春節の休暇が近づき閑散とする織里の縫製工場。わずかに残っていた労働者たちも、それぞれの故郷で春節を祝うため帰省する。休暇中に結婚式を挙げる者もいるが、故郷には仕事がない。ミンイェンの故郷である雲南は寒く、家の中にいても手がかじかんでしまう。やがて休暇が終わり、労働者たちは工場に戻ってくる。新たに雇われた若い世代の出稼ぎ労働者たちも加わり、工場には少年少女の幼い声が響く。
2024年・第81回ベネチア国際映画祭コンペティション部門出品。
ブレスト段階?
ワン・ビン縫製工場シリーズは毎回、同じように見えて軸がある。『青春 苦』の場合、社長夜逃げ問題から労働者の団体交渉を軸に添えている。今回はタイトル通り、工場/故郷の関係性を描いており、春節シーズンに故郷へ帰ろうとする者が、給料未払いのリスクを抱えながらなんとか報酬を受け取り、激密な列車、悪路極めし山道を乗り越え、オールザウェイ、まるでオデュッセイアがごとく凱旋する。
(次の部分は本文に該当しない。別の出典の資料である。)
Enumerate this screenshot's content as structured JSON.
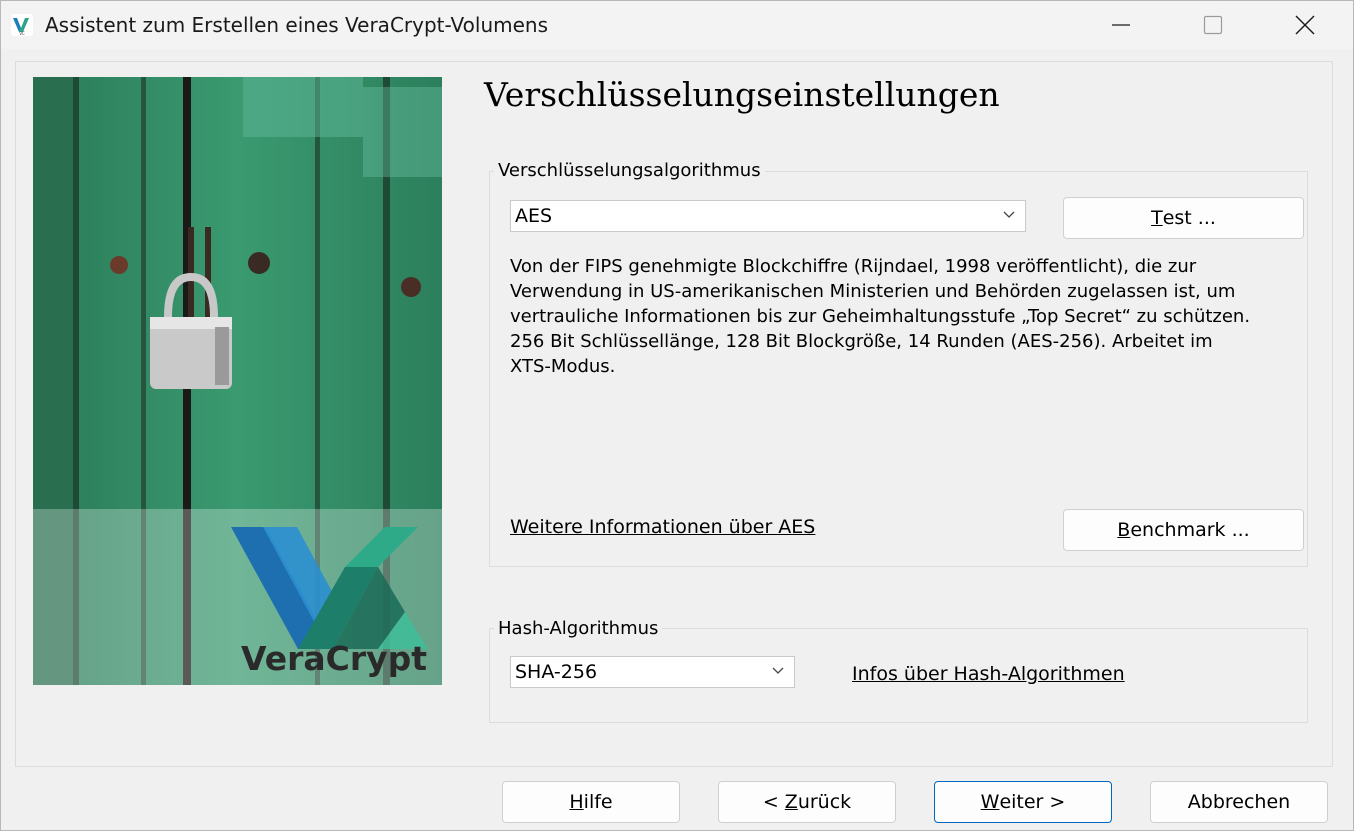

しかし、故郷では結核を患った父や仕事のなさといった問題があり、「どう生きればよいのか?」といった実存の危機と対峙する。
親は結婚は別にしなくても良いと言うけれど、親を見捨て都会で独りになるにはどこか後ろめたさがある様と豪勢な結婚式により血が強固に結びつく様が待避される。
その構図の掘り下げがずっと続くのかと思いきやまた工場へ戻るのだ。しかも、本来であれば第一部でやるべきだろう仄暗い工場通りを彷徨い入門する過程。新入りの不器用男子がチャキチャキの女に煽られいじけるなどといった描写を掘り下げ始める。そこから1時間ぐらいは、帰郷のテーマから離れてしまいボンヤリとした、とりあえず素材が良いから入れました感の強い内容に陥ってしまった。